Pretty okay movie. Definitely a strong western with lovely Australian landscapes. Good enough story. Guy Pearce is the bad guy with conscience, part of a whole bad guy family. Arrested with his daft younger brother in a whorehouse shootout, the chief lets him go, promising to free the younger if Guy kills his older, a hardcore killer living in the mountains. Well done, with great acting by Pearce, Ray Winstone (captain), Emily Watson (capn’s wife), and Richard Wilson (younger) and loopy fun acting by David Gulpilil (always the tracker) and John Hurt (bounty hunter).

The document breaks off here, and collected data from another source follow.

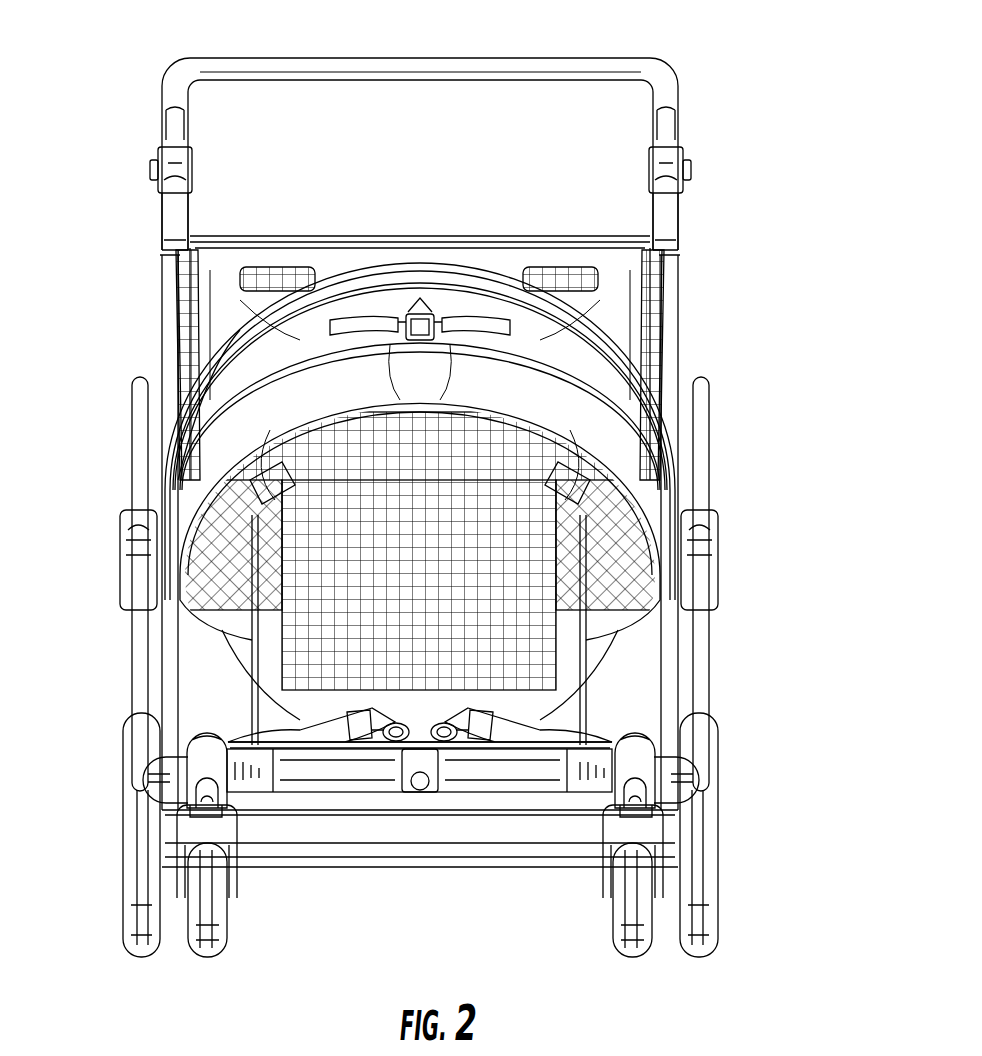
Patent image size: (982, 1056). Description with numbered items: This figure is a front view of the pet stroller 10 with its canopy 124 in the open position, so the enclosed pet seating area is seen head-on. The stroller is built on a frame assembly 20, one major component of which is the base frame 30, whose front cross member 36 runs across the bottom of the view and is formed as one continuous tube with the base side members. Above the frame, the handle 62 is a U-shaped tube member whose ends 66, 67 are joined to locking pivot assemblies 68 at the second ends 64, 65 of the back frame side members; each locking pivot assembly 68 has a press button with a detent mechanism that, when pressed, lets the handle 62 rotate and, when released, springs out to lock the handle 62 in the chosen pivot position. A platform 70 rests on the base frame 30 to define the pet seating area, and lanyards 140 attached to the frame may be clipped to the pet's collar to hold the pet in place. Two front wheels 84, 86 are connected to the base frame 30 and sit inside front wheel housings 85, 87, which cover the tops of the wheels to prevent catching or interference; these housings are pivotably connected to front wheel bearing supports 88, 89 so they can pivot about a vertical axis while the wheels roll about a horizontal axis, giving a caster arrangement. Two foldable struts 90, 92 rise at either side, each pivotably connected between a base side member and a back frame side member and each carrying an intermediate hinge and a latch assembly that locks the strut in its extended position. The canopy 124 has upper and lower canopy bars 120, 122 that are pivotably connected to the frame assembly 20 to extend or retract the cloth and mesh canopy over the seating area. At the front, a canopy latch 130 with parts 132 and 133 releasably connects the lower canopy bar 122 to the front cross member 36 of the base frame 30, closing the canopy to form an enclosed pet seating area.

The pet stroller 10 is at (806, 200).
The frame assembly 20 is at (737, 746).
The base frame 30 is at (112, 718).
The front cross member 36 is at (335, 775).
The handle 62 is at (397, 58).
The second end of first side member 64 is at (162, 215).
The second end of second side member 65 is at (680, 212).
The handle end 66 is at (160, 106).
The handle end 67 is at (678, 100).
The locking pivot assembly 68 is at (150, 170).
The platform 70 is at (592, 745).
The front wheel 84 is at (208, 958).
The front wheel housing 85 is at (190, 830).
The front wheel 86 is at (633, 958).
The front wheel housing 87 is at (652, 830).
The front wheel bearing support 88 is at (200, 750).
The front wheel bearing support 89 is at (645, 770).
The foldable strut 90 is at (130, 625).
The foldable strut 92 is at (712, 680).
The upper canopy bar 120 is at (602, 330).
The lower canopy bar 122 is at (410, 312).
The canopy 124 is at (228, 372).
The canopy latch 130 is at (416, 308).
The canopy latch part 132 is at (430, 312).
The canopy latch part 133 is at (420, 792).
The lanyard 140 is at (300, 720).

Fall just short of loving this movie, only because it seems to have no real point besides “Nick Cave wanted to write an Australian Western”. I don’t have much Western history to compare it to, though… Good/Bad/Ugly, Dead Man, The Unforgiven, Fistful of Dollars… so no comment on its place in the great Western tradition. Little bit of mob-rule in there as the townsfolk find out about the captain’s deal, take younger brother from prison and flog him almost to death. E. Watson participates in that (cuz the brothers raped/killed her friend), then faints from the brutality… later is raped and has husband killed by older brother after he finds out. So it’s a cycle of violence thing (even though older bro planned to kill her husband before he even knew that younger bro had been whipped). Scenes about the aboriginal Australians’ relation with the whites… Gulpilil works for the captain’s men (gets killed), others are captured/enslaved, others attack without warning, spearing Pearce (see below) and some of captain’s men, and getting their heads blown off by older bro. Don’t think there’s much political commentary going on here, just attempts at historical accuracy.
Abandoned the commentary after 30 minutes as Cave & Hillcoat were just alternating between “this scene was really hard to do” and “this actor is brilliant”. The two made a movie in the late 80’s called Ghosts of the Civil Dead and have a comedy coming this year called Death of a Ladies’ Man [note 3 years later: this is probably Death of Bunny Munro, got postponed due to The Road].
Best outcome of the movie: getting on a Nick Cave kick and buying the 2DVD/2CD “Abbatoir Blues Tour” set. The 15-minute music video for “Babe, I’m On Fire”, also directed by John Hillcoat, is almost as good as The Proposition.
Tried to find the least-interlaced screenshots.